About 400,000 pregnant women need health services every year in these states, where the chances of giving birth with skilled help can be as low as 1 in 7. Changes are urgently needed to get more women from low-income households to use health facilities, and to make sure that these facilities offer lifesaving services such as skilled attendance during childbirth and immunization for children under age five.
On April 12, 2012 The World Bank Board has approved financing of US$150 million for the Nigeria State Health Investment Project, which will address this challenge by rewarding health workers and institutions that perform well, boosting performance management and accountability, and encouraging innovation.

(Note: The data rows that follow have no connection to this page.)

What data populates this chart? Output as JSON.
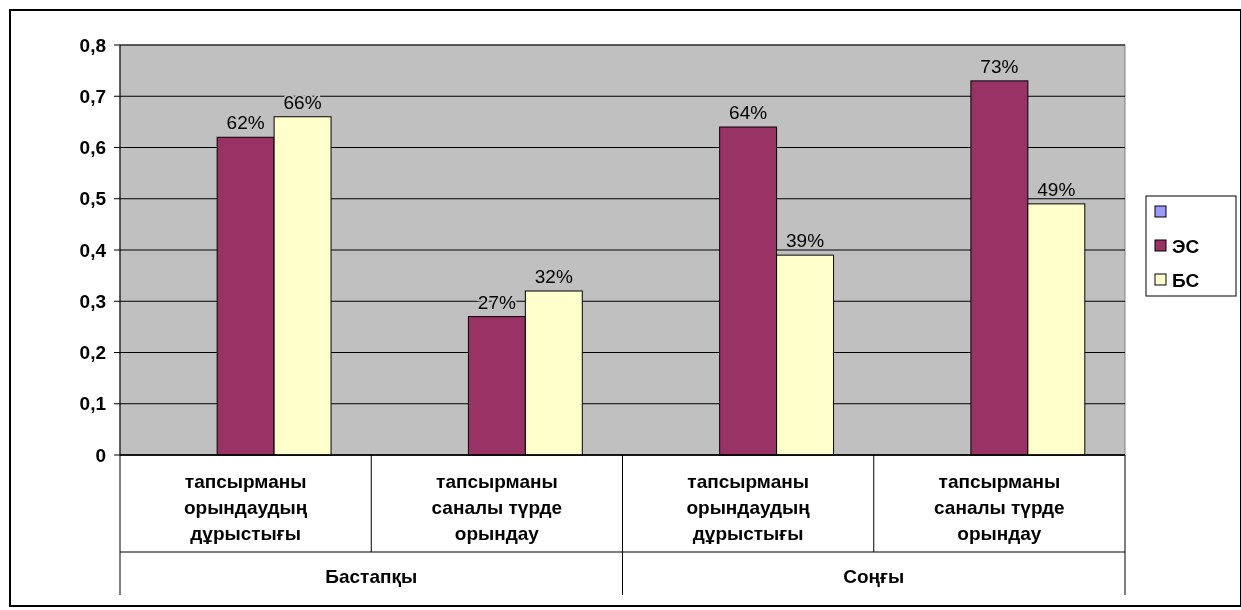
{
  "chart_data": {
    "type": "bar",
    "categories": [
      "тапсырманы орындаудың дұрыстығы",
      "тапсырманы саналы түрде орындау",
      "тапсырманы орындаудың дұрыстығы",
      "тапсырманы саналы түрде орындау"
    ],
    "annotations": [
      "Бастапқы",
      "Соңғы"
    ],
    "series": [
      {
        "color": "#9999ff",
        "values": [
          null,
          null,
          null,
          null
        ]
      },
      {
        "name": "ЭС",
        "color": "#993366",
        "values": [
          0.62,
          0.27,
          0.64,
          0.73
        ],
        "value_labels": [
          "62%",
          "27%",
          "64%",
          "73%"
        ]
      },
      {
        "name": "БС",
        "color": "#ffffcc",
        "values": [
          0.66,
          0.32,
          0.39,
          0.49
        ],
        "value_labels": [
          "66%",
          "32%",
          "39%",
          "49%"
        ]
      }
    ],
    "ylim": [
      0,
      0.8
    ],
    "yticks": [
      {
        "value": 0,
        "label": "0"
      },
      {
        "value": 0.1,
        "label": "0,1"
      },
      {
        "value": 0.2,
        "label": "0,2"
      },
      {
        "value": 0.3,
        "label": "0,3"
      },
      {
        "value": 0.4,
        "label": "0,4"
      },
      {
        "value": 0.5,
        "label": "0,5"
      },
      {
        "value": 0.6,
        "label": "0,6"
      },
      {
        "value": 0.7,
        "label": "0,7"
      },
      {
        "value": 0.8,
        "label": "0,8"
      }
    ],
    "grid": "y",
    "legend": "right"
  }
}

In addition, Nigeria will receive a US$21.5 million grant from the Health Results Innovation Trust Fund, supported by the UK’s Department for International Development and the Government of Norway.
This RBF approach will be evaluated to assess its impact and wider applicability in Nigeria, which accounts for 10 percent of global maternal deaths. Successfully employed at the national level in Rwanda and Burundi, this approach could spur significant progress in maternal and child survival in Nigeria. The three participating states in Nigeria vary widely in terms of health indicators, so will provide rich experience to guide future investments in health, both domestic and by development partners.